A chefe da equipe de enfermagem do Centro Obstétrico (CO) do Hospital Universitário da USP (HU), que exercia essa função há 21 anos, foi retirada do cargo e transferida para o Setor de Compras, contra sua vontade, pela diretora do Departamento de Enfermagem, Yeda Aparecida de Oliveira Duarte. A mudança teria sido solicitada pela chefe técnica da Divisão de Obstetrícia e Ginecologia do HU, médica Rossana Pulcineli Vieira Francisco. O caso foi denunciado em 26 de fevereiro, por um manifesto da equipe de enfermagem do CO.

“A manobra foi realizada de forma repentina e justificada como necessária à sobrevivência do HU, mesmo após insatisfação manifestada pela equipe”, relata o manifesto. “No entanto, após dois dias, a professora doutora Rossana, chefe da Obstetrícia de Ginecologia do HU e também da FMUSP [Faculdade de Medicina], informou para seus colegas médicos que havia solicitado a mudança há alguns meses com a justificativa de avançar nas questões de humanização do parto”.

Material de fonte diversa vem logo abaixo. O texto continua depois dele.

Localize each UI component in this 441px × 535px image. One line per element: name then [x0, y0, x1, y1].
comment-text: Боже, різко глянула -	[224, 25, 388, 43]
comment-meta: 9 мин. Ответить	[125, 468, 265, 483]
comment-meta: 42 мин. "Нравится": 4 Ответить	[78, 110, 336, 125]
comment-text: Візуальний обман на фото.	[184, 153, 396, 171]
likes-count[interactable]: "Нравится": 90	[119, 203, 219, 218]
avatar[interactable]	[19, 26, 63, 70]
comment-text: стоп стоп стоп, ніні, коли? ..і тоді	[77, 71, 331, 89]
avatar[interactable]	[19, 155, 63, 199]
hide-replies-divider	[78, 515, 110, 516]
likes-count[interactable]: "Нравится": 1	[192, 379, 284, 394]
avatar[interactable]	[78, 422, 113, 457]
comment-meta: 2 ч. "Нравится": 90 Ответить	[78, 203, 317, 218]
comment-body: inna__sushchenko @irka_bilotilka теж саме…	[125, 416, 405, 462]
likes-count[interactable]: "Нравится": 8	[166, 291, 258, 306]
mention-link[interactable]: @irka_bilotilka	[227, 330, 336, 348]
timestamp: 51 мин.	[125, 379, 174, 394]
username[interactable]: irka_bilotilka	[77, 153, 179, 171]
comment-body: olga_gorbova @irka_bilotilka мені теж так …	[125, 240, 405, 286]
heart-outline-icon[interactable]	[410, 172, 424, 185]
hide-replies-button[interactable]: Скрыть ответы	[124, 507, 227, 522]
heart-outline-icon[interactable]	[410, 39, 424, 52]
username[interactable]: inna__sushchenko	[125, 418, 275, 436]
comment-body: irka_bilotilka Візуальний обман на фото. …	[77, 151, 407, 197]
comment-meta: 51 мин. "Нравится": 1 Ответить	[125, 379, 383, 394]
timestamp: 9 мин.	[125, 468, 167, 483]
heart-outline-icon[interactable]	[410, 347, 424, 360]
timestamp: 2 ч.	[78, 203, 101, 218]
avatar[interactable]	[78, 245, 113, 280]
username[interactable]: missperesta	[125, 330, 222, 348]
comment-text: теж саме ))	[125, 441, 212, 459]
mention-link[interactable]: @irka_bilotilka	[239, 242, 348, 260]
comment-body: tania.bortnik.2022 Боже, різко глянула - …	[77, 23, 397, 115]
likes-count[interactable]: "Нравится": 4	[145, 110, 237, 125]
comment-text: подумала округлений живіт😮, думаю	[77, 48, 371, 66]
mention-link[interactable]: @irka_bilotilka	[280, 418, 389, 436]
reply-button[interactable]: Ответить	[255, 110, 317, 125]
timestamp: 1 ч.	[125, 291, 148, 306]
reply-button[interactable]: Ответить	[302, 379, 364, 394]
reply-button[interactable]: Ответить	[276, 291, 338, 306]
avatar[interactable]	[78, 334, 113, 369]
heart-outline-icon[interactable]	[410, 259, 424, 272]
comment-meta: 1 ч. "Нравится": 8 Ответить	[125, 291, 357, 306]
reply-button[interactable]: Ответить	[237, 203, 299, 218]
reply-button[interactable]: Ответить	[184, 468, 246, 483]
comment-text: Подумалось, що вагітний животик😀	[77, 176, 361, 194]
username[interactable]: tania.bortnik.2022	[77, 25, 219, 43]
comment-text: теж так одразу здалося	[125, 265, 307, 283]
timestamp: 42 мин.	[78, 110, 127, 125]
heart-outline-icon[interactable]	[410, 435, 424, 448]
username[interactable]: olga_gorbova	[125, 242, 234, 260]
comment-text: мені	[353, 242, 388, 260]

Assim, “a enfermeira chefe do CO foi retirada de seu cargo por influência do Departamento Médico, embora estes dois não tenham relação hierárquica alguma”, prossegue. “Este manifesto tem como objetivo fazer uma reflexão sobre esse cenário e compartilhá-la com a comunidade de interesse. A influência e a força da categoria médica têm sido historicamente uma questão desafiadora para a autonomia da enfermagem obstétrica, não apenas no HU, mas em todo o Brasil. O cenário é consequência de conflitos de interesses por questões culturais, políticas, de espaço profissional e de reserva de mercado”.

A seguir o documento elenca marcantes diferenças entre o papel reservado à enfermagem em dois modelos de gestão hospitalar: o do Hospital das Clínicas e o do HU. “O Hospital das Clínicas pertence à Faculdade de Medicina da USP, atende predominantemente gestantes de alto risco e tem sua importância reconhecida nacionalmente. Tais características fazem com que seu modelo de gestão seja centrado no médico”, diz.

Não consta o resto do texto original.